Шумливая, хохочущая, целующаяся парочка, в которой и он и она преследовали друг друга, впорхнула в аллею и заняла свободный конец скамейки с таким бесцеремонным видом, будто заявила: «Убирайтесь, теперь секретничать будем мы». Они встали и пошли медленно, медленно, благодарные сумерки скрывали их ото всех.
— Что ты будешь делать дома?
— Думать о тебе и много писать… Послезавтра появится первый очерк о плотине на Чарме. Второй очерк уже написан наполовину. Его надо закончить сегодня и начать третий. Четвертая плотина, Бекильская, у меня в кармане.
— Твой очерк понравился папе?
— Да.
— Ты вообще хорошо пишешь. В газете я читаю только твои заметки. Недавно ты так сердито и смешно написал заметку о спекулянтах из швейной артели.
— Спасибо за похвалу. Прощаю тебе даже то, что ты называешь фельетон заметкой.
— Все равно — фельетон… Когда я читаю твое, мне легче, потому что в этих фельетонах немножко тебя, а потом — не смейся только! — мне становится обидно. Как ты можешь писать обо всем на свете и помнить обо мне! Наверно, не помнишь, сознайся! Ты забываешь обо мне, когда пишешь, совсем забываешь! А почему я должна помнить о тебе все равно, что бы я ни делала, с кем бы ни говорила…
— Ни одна буква не написана без мысли о тебе, без ощущения твоей близости. Есть на свете ты, значит, есть счастье! Когда работа идет хорошо, мне кажется, что ты стоишь у меня за плечом, смотришь, что получается. И хочется написать лучше, сильнее, чтобы ты была довольна.
— Я муза твоих заметок о спекулянтах и о городском водопроводе?
— И очерков о плотинах. Что важнее: плотины и водопровод или сонеты?
— Сонеты, в общем, интереснее, но, конечно, они бесполезны… А когда ты кончишь свою повесть?

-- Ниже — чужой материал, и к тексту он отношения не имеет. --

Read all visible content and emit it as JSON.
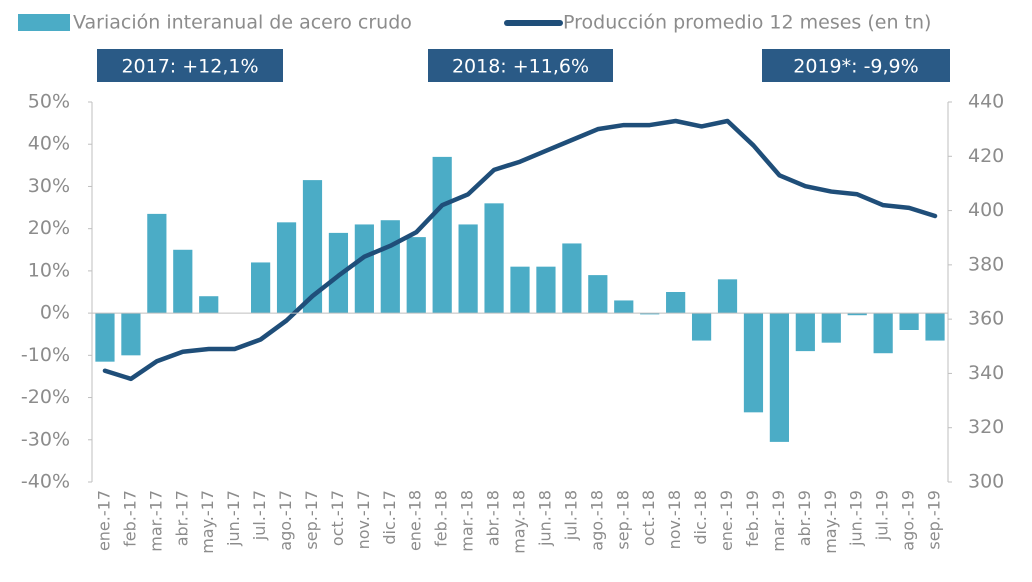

— Не напоминай о ней… Дробышев говорит, что журналисты — это тоже писатели, но малой формы и ускоренного темпа творчества. Но как перейти к другой форме и к другому темпу? Для этого нужно что-то такое… такое, что и делает человека писателем. Пока у меня этого, как видно, нет, и я не знаю, можно ли это добыть трудом, упорством.
— Но ты все-таки напишешь повесть, да?
— Если ты потребуешь и топнешь ногой.
— Я не стану спешить, но, когда придет время, я прикажу тебе прославиться.
Они очутились на пристани.
Дежурный ялик набирал пассажиров.
— Есть два места! Давай двох, давай двох! — выкрикивал перевозчик. Он предложил Степану: — Газета «Маяк», садись с барышней. Давай, давай!
Степан взял ее за руку:
— Идем!
Она сделала шаг за ним:
— Куда ты тащишь меня?
— Есть два места. Через десять минут ты познакомишься с мамой. С нашей мамой, Аня! Идем же! — Он умолял ее, он готов был снести ее в ялик на руках, он уже верил, что Аня подчинится ему.
— Сумасшедший, оставь! — И она оттолкнула его, неслышно смеясь.
— Но почему, почему? Ведь ты понимаешь, что этим все решится, все помехи сразу исчезнут… Зачем ты отказываешься, медлишь?
— Что подумает твоя мама, если я явлюсь вот так, в чем на улицу вышла?.. Чемодан нужен хоть для приличия…
— Она сразу полюбит тебя… Ты не знаешь, какая у меня мама! Идем же, есть два места. Ведь рано или поздно ты это сделаешь, ты обещала. Не надо откладывать! Ялик сейчас отойдет…
— Пошли! — крикнул яличник.
— Опоздали… — с облегчением и в то же время сожалея вздохнула Аня.
Он был готов схватиться за голову.
— Я знаю… я так и знал, что ты не любишь меня! Если бы ты хоть немного любила…
Она утешала, успокаивала его, как маленького:
— Ведь будет еще много яликов, Степа! Через неделю, через две наш ялик тоже поплывет через бухту! Да? Только предупреди маму, что ты привезешь меня… У твоей мамы такой милый, тихий, замирающий голос. Расскажи, какая она?
— Ты можешь увидеть ее сейчас, сегодня…
— Ты говорил мне, что она очень маленькая, худенькая, что она будет среди нас как ребенок. Мы будем ее баловать, хорошо? Я буду ее слушаться во всем, обещаю тебе. Как хорошо, что у меня будет мама, маленькая и строгая… И добрая… Но почему же ты такой большой, плотный, сильный? Приятно владеть сильным и послушным существом… Слушайся меня, слушайся во всем, что тебе по сердцу. Ты согласен? Так будет правильно, да?